An Abstract Machine for Strong Call by Value

TL;DR

This paper introduces an abstract machine that implements a strong call-by-value strategy for pure lambda calculus, derived through a series of transformations from existing normalization techniques, and proves its correctness.

Contribution

It presents a novel abstract machine for strong call-by-value, derived via a functional correspondence and correctness proof, expanding the understanding of evaluation strategies in lambda calculus.

Findings

The machine implements a strong call-by-value reduction strategy.

It subsumes the fireball-calculus variant of call by value.

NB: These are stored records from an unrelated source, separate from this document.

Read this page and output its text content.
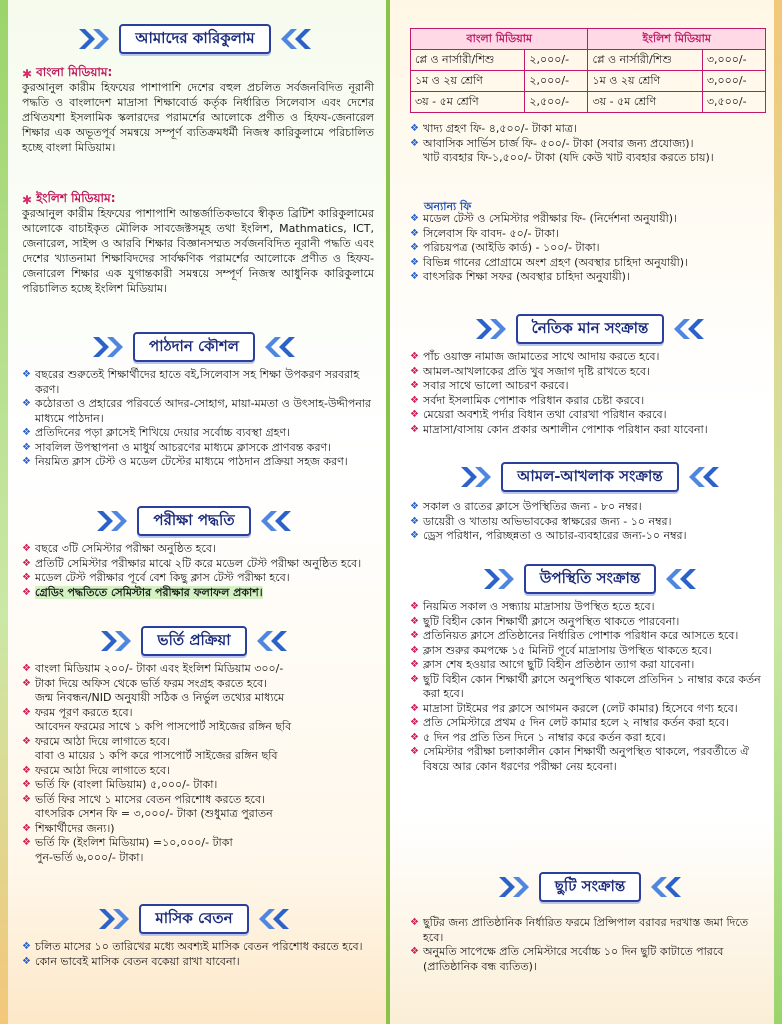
আমাদের কারিকুলাম
✱ বাংলা মিডিয়াম:
কুরআনুল কারীম হিফযের পাশাপাশি দেশের বহুল প্রচলিত সর্বজনবিদিত নূরানী পদ্ধতি ও বাংলাদেশ মাদ্রাসা শিক্ষাবোর্ড কর্তৃক নির্ধারিত সিলেবাস এবং দেশের প্রথিতযশা ইসলামিক স্কলারদের পরামর্শের আলোকে প্রণীত ও হিফয-জেনারেল শিক্ষার এক অভূতপূর্ব সমন্বয়ে সম্পূর্ণ ব্যতিক্রমধর্মী নিজস্ব কারিকুলামে পরিচালিত হচ্ছে বাংলা মিডিয়াম।
✱ ইংলিশ মিডিয়াম:
কুরআনুল কারীম হিফযের পাশাপাশি আন্তর্জাতিকভাবে স্বীকৃত ব্রিটিশ কারিকুলামের আলোকে বাচাইকৃত মৌলিক সাবজেক্টসমূহ তথা ইংলিশ, Mathmatics, ICT, জেনারেল, সাইন্স ও আরবি শিক্ষার বিজ্ঞানসম্মত সর্বজনবিদিত নূরানী পদ্ধতি এবং দেশের খ্যাতনামা শিক্ষাবিদদের সার্বক্ষণিক পরামর্শের আলোকে প্রণীত ও হিফয-জেনারেল শিক্ষার এক যুগান্তকারী সমন্বয়ে সম্পূর্ণ নিজস্ব আধুনিক কারিকুলামে পরিচালিত হচ্ছে ইংলিশ মিডিয়াম।
পাঠদান কৌশল
❖ বছরের শুরুতেই শিক্ষার্থীদের হাতে বই,সিলেবাস সহ শিক্ষা উপকরণ সরবরাহ করণ।
❖ কঠোরতা ও প্রহারের পরিবর্তে আদর-সোহাগ, মায়া-মমতা ও উৎসাহ-উদ্দীপনার মাধ্যমে পাঠদান।
❖ প্রতিদিনের পড়া ক্লাসেই শিখিয়ে দেয়ার সর্বোচ্চ ব্যবস্থা গ্রহণ।
❖ সাবলিল উপস্থাপনা ও মাধুর্য আচরণের মাধ্যমে ক্লাসকে প্রাণবন্ত করণ।
❖ নিয়মিত ক্লাস টেস্ট ও মডেল টেস্টের মাধ্যমে পাঠদান প্রক্রিয়া সহজ করণ।
পরীক্ষা পদ্ধতি
❖ বছরে ৩টি সেমিস্টার পরীক্ষা অনুষ্ঠিত হবে।
❖ প্রতিটি সেমিস্টার পরীক্ষার মাঝে ২টি করে মডেল টেস্ট পরীক্ষা অনুষ্ঠিত হবে।
❖ মডেল টেস্ট পরীক্ষার পূর্বে বেশ কিছু ক্লাস টেস্ট পরীক্ষা হবে।
❖ গ্রেডিং পদ্ধতিতে সেমিস্টার পরীক্ষার ফলাফল প্রকাশ।
ভর্তি প্রক্রিয়া
❖ বাংলা মিডিয়াম ২০০/- টাকা এবং ইংলিশ মিডিয়াম ৩০০/-
❖ টাকা দিয়ে অফিস থেকে ভর্তি ফরম সংগ্রহ করতে হবে।
জন্ম নিবন্ধন/NID অনুযায়ী সঠিক ও নির্ভুল তথ্যের মাধ্যমে
❖ ফরম পূরণ করতে হবে।
আবেদন ফরমের সাথে ১ কপি পাসপোর্ট সাইজের রঙ্গিন ছবি
❖ ফরমে আঠা দিয়ে লাগাতে হবে।
বাবা ও মায়ের ১ কপি করে পাসপোর্ট সাইজের রঙ্গিন ছবি
❖ ফরমে আঠা দিয়ে লাগাতে হবে।
❖ ভর্তি ফি (বাংলা মিডিয়াম) ৫,০০০/- টাকা।
❖ ভর্তি ফির সাথে ১ মাসের বেতন পরিশোধ করতে হবে।
বাৎসরিক সেশন ফি = ৩,০০০/- টাকা (শুধুমাত্র পুরাতন
❖ শিক্ষার্থীদের জন্য।)
❖ ভর্তি ফি (ইংলিশ মিডিয়াম) =১০,০০০/- টাকা
পুন-ভর্তি ৬,০০০/- টাকা।
মাসিক বেতন
❖ চলিত মাসের ১০ তারিখের মধ্যে অবশ্যই মাসিক বেতন পরিশোধ করতে হবে।
❖ কোন ভাবেই মাসিক বেতন বকেয়া রাখা যাবেনা।
বাংলা মিডিয়াম		ইংলিশ মিডিয়াম	
প্লে ও নার্সারী/শিশু	২,০০০/-	প্লে ও নার্সারী/শিশু	৩,০০০/-
১ম ও ২য় শ্রেণি	২,০০০/-	১ম ও ২য় শ্রেণি	৩,০০০/-
৩য় - ৫ম শ্রেণি	২,৫০০/-	৩য় - ৫ম শ্রেণি	৩,৫০০/-
❖ খাদ্য গ্রহণ ফি- ৪,৫০০/- টাকা মাত্র।
❖ আবাসিক সার্ভিস চার্জ ফি- ৫০০/- টাকা (সবার জন্য প্রযোজ্য)।
খাট ব্যবহার ফি-১,৫০০/- টাকা (যদি কেউ খাট ব্যবহার করতে চায়)।
অন্যান্য ফি
❖ মডেল টেস্ট ও সেমিস্টার পরীক্ষার ফি- (নির্দেশনা অনুযায়ী)।
❖ সিলেবাস ফি বাবদ- ৫০/- টাকা।
❖ পরিচয়পত্র (আইডি কার্ড) - ১০০/- টাকা।
❖ বিভিন্ন গানের প্রোগ্রামে অংশ গ্রহণ (অবস্থার চাহিদা অনুযায়ী)।
❖ বাৎসরিক শিক্ষা সফর (অবস্থার চাহিদা অনুযায়ী)।
নৈতিক মান সংক্রান্ত
❖ পাঁচ ওয়াক্ত নামাজ জামাতের সাথে আদায় করতে হবে।
❖ আমল-আখলাকের প্রতি খুব সজাগ দৃষ্টি রাখতে হবে।
❖ সবার সাথে ভালো আচরণ করবে।
❖ সর্বদা ইসলামিক পোশাক পরিধান করার চেষ্টা করবে।
❖ মেয়েরা অবশ্যই পর্দার বিধান তথা বোরখা পরিধান করবে।
❖ মাদ্রাসা/বাসায় কোন প্রকার অশালীন পোশাক পরিধান করা যাবেনা।
আমল-আখলাক সংক্রান্ত
❖ সকাল ও রাতের ক্লাসে উপস্থিতির জন্য - ৮০ নম্বর।
❖ ডায়েরী ও খাতায় অভিভাবকের স্বাক্ষরের জন্য - ১০ নম্বর।
❖ ড্রেস পরিধান, পরিচ্ছন্নতা ও আচার-ব্যবহারের জন্য-১০ নম্বর।
উপস্থিতি সংক্রান্ত
❖ নিয়মিত সকাল ও সন্ধ্যায় মাদ্রাসায় উপস্থিত হতে হবে।
❖ ছুটি বিহীন কোন শিক্ষার্থী ক্লাসে অনুপস্থিত থাকতে পারবেনা।
❖ প্রতিনিয়ত ক্লাসে প্রতিষ্ঠানের নির্ধারিত পোশাক পরিধান করে আসতে হবে।
❖ ক্লাস শুরুর কমপক্ষে ১৫ মিনিট পূর্বে মাদ্রাসায় উপস্থিত থাকতে হবে।
❖ ক্লাস শেষ হওয়ার আগে ছুটি বিহীন প্রতিষ্ঠান ত্যাগ করা যাবেনা।
❖ ছুটি বিহীন কোন শিক্ষার্থী ক্লাসে অনুপস্থিত থাকলে প্রতিদিন ১ নাম্বার করে কর্তন করা হবে।
❖ মাদ্রাসা টাইমের পর ক্লাসে আগমন করলে (লেট কামার) হিসেবে গণ্য হবে।
❖ প্রতি সেমিস্টারে প্রথম ৫ দিন লেট কামার হলে ২ নাম্বার কর্তন করা হবে।
❖ ৫ দিন পর প্রতি তিন দিনে ১ নাম্বার করে কর্তন করা হবে।
❖ সেমিস্টার পরীক্ষা চলাকালীন কোন শিক্ষার্থী অনুপস্থিত থাকলে, পরবর্তীতে ঐ বিষয়ে আর কোন ধরণের পরীক্ষা নেয় হবেনা।
ছুটি সংক্রান্ত
❖ ছুটির জন্য প্রাতিষ্ঠানিক নির্ধারিত ফরমে প্রিন্সিপাল বরাবর দরখাস্ত জমা দিতে হবে।
❖ অনুমতি সাপেক্ষে প্রতি সেমিস্টারে সর্বোচ্চ ১০ দিন ছুটি কাটাতে পারবে (প্রাতিষ্ঠানিক বন্ধ ব্যতিত)।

It can be used for checking term convertibility based on partial normalization.

Abstract

We present an abstract machine that implements a full-reducing (a.k.a. strong) call-by-value strategy for pure $\lambda$-calculus. It is derived using Danvy et al.'s functional correspondence from Cr\'egut's KN by: (1) deconstructing KN to a call-by-name normalization-by-evaluation function akin to Filinski and Rohde's, (2) modifying the resulting normalizer so that it implements the right-to-left call-by-value function application, and (3) constructing the functionally corresponding abstract machine. This new machine implements a reduction strategy that subsumes the fireball-calculus variant of call by value studied by Accattoli et al. We describe the strong strategy of the machine in terms of a reduction semantics and prove the correctness of the machine using a method based on Biernacka et al.'s generalized refocusing. As a byproduct, we present an example application of the machine to checking term convertibility by discriminating on the basis of their partially normalized forms.